Trump administration favors terror victims over Boeing Iran deal

Judge Castillo’s ruling

opens up a legal mine field for Boeing, and for any other U.S. corporation seeking to do business with the Islamic regime in Iran.

The Trump administration pointedly put national security over trade when it told an Illinois District Court this week that it “does not take a position” on whether the Court should shield aerospace giant Boeing Corp from a lawsuit filed by victims of Iranian state terrorism.

As I wrote at Frontpagemag today:

The family of Shlomo Leibovitch is seeking to collect on a $67 million judgment against Iran for a 2003 terror attack that killed their seven-year old daughter, and sued Boeing to gain access to what it believed were Iranian assets in Boeing’s possession.

Boeing signed a $16 billion deal in 2016 to sell civilian airliners to the state-owned Iran Air, a defendant in numerous lawsuits by victims of Iranian state-sponsored terrorism. In any airplane deal of that size, the purchaser will make advance payments while the aircraft are being produced.

It was those payments the Leibovitch family was seeking to attach and that Boeing was seeking to conceal.

Chief Judge Ruben Castillo ruled on Tuesday that Boeing must produce the contractual documents to the terror victims, to include financial documents relating to advance payments as well as Boeing’s communications with the Treasury Department Office of Foreign Assets Control, which licensed the sale during the final weeks of the Obama administration.

Judge Castillo’s ruling is worth reading in full.

When Boeing argued that disclosure of its contract with Iran would “risk destabilizing the purpose of the JCPOA to provide for regional and international peace and security” – a dubious claim at best – Judge Castillo decided to ask the U.S. government for its opinion.

In response, the Justice Department filed a statement of interest, noting that its opinion represented that of the entire Executive Branch.

DoJ said that “the United States does not take a position on whether the Court should order the requested discovery.”

That in itself was a slap in the face to Boeing, and arguably a master step by the Trump White House, since it effectively puts the kibosh on the Boeing Iran deal without explicitly banning it.

Boeing cannot sell aircraft if the deposits its clients make during production are attached by victims of terrorism in the courts.

In his ruling, Judge Castillo examined Boeing’s arguments and found them wanting.

Boeing first argues that Plaintiffs’ motion to compel should be denied because “enforcing Plaintiffs’ [discovery] requests would require the Court to resolve nonjusticiable political questions. (p8)

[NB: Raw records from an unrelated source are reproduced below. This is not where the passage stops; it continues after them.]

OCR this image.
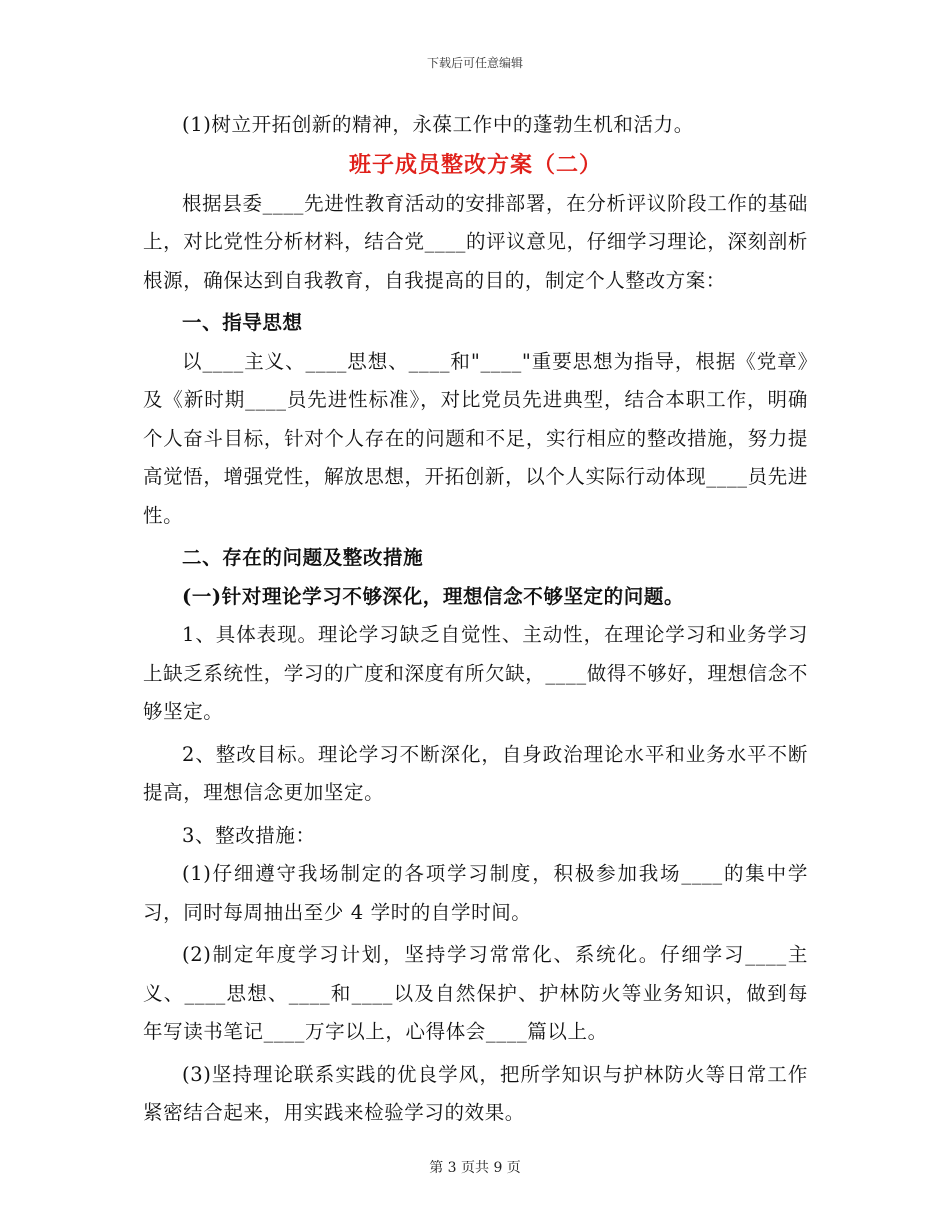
下载后可任意编辑

(1)树立开拓创新的精神，永葆工作中的蓬勃生机和活力。

班子成员整改方案（二）

根据县委____先进性教育活动的安排部署，在分析评议阶段工作的基础上，对比党性分析材料，结合党____的评议意见，仔细学习理论，深刻剖析根源，确保达到自我教育，自我提高的目的，制定个人整改方案：

一、指导思想

以____主义、____思想、____和"____"重要思想为指导，根据《党章》及《新时期____员先进性标准》，对比党员先进典型，结合本职工作，明确个人奋斗目标，针对个人存在的问题和不足，实行相应的整改措施，努力提高觉悟，增强党性，解放思想，开拓创新，以个人实际行动体现____员先进性。

二、存在的问题及整改措施

(一)针对理论学习不够深化，理想信念不够坚定的问题。

1、具体表现。理论学习缺乏自觉性、主动性，在理论学习和业务学习上缺乏系统性，学习的广度和深度有所欠缺，____做得不够好，理想信念不够坚定。

2、整改目标。理论学习不断深化，自身政治理论水平和业务水平不断提高，理想信念更加坚定。

3、整改措施：

(1)仔细遵守我场制定的各项学习制度，积极参加我场____的集中学习，同时每周抽出至少 4 学时的自学时间。

(2)制定年度学习计划，坚持学习常常化、系统化。仔细学习____主义、____思想、____和____以及自然保护、护林防火等业务知识，做到每年写读书笔记____万字以上，心得体会____篇以上。

(3)坚持理论联系实践的优良学风，把所学知识与护林防火等日常工作紧密结合起来，用实践来检验学习的效果。

第 3 页共 9 页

… [T]he Court agrees with Plaintiffs that Boeing’s reliance on the political question doctrine in misplaced. This Court is being called to decide a discovery dispute, plain and simple. Although the discover sought certainly has “political overtones,” Japan Whaling Ass’n, 478 U.S. at 230, the Court is not deciding any issue at this juncture that is committed to some other branch of the government or for which there are no judicially manageable standards for resolving. [p10-11]

Boeing next argues that the Court should “abstain” from deciding the discovery motion under principles of international comity. But as Judge Castillo points out,

Boeing’s argument on this point is somewhat unclear, but as best as can be discerned, Boeing believes that adjudicating this discovery dispute will “frustrate the purpose” of the Iran Nuclear Deal and offend the other sovereign-nation signatories to the agreement by potentially hindering the airplane deal. [p13]

Judge Castillo finds that argument wanting as well.

In resolving this dispute, the Court will be applying well-settled American law governing discovery disputes, not the law of some other nation. [p14]

Boeing then argues that the discovery requests are “irrelevant” to [Plaintiff’s] efforts to satisfy their judgment” because at present it is unclear if the contract will result in any Iranian assets being located in the United States where they could be attached.

At bottom, Boeing’s argument appears to be that, because it will be difficult or impossible for Plaintiffs to actually collect any money as a result of these discovery requests, the Court should simply deny them as futile.

Boeing misunderstands the nature of this proceeding… Plaintiffs are not actually attaching any assets at present; they are only seeking to discover information about potential assets of Iran that may be attachable. [p16-17]

Going back to my FrontPagemag column from today, Judge Castillo’s ruling

opens up a legal mine field for Boeing, and for any other U.S. corporation seeking to do business with the Islamic regime in Iran.

U.S. courts have awarded victims of Iranian state terrorism 99 separate judgments worth more than $53 billion, nearly half of which are compensatory damages that can be collected against Iranian assets held outside the United States.

…With the Boeing sale now potentially in jeopardy, other corporations are sure to wonder if they, too, could be made to pay the price for the terrorist actions of the Iranian regime.